The sun was hot between us. I had a headache.
“Vega.”
The way he said it made me smile again, but my face felt as if it were going to crack. I was so happy I wanted to cry, and then I did cry a few minutes later, because Lydon didn’t come across the street to me. He started to; I know that was what he intended, but he never made it. His smile was like mine, simply there to dress up a naked face, and he put one foot down onto the street, with the other foot ready to follow. His hands were stretched out toward me.

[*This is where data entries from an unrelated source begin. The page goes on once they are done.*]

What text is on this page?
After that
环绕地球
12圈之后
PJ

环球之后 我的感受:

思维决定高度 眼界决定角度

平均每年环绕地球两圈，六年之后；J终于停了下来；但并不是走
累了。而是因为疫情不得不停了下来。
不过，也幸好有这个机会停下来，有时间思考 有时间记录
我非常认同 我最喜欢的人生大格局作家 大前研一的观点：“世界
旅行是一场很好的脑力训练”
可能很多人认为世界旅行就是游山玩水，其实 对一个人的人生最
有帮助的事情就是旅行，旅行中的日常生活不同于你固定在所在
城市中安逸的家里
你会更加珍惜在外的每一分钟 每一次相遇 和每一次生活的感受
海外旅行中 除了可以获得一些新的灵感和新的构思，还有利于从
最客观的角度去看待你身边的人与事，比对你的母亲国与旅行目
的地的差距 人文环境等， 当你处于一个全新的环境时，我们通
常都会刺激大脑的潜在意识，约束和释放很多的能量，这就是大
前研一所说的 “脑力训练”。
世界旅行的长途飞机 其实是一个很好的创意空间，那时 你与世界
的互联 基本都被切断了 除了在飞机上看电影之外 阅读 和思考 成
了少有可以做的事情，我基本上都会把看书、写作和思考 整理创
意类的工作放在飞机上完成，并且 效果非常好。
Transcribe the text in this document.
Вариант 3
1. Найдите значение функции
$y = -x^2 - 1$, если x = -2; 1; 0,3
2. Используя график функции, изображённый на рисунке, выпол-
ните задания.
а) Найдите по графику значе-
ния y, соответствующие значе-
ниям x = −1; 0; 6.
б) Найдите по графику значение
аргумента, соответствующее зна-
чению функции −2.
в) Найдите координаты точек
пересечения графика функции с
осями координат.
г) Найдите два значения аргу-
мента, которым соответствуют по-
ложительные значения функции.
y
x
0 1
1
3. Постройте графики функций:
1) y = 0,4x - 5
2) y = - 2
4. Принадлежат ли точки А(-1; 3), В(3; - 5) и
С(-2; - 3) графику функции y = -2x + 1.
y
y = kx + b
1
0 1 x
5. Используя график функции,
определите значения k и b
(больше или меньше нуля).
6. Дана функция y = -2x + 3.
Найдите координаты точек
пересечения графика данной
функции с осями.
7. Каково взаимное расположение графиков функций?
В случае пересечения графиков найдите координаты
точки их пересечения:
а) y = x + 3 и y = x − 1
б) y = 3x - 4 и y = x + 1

All of a sudden his face turned purple. His feet stopped moving. His body froze. His expression deadened. He turned and walked over to one of the stalls. He slammed through the door.
I bawled my eyes out. I sat on the curb and waited for him to come out so that he would see my rage. I wanted to kill him with my anger. He didn’t see it. After the longest time, he popped out of the stall and ran down the street at high speed.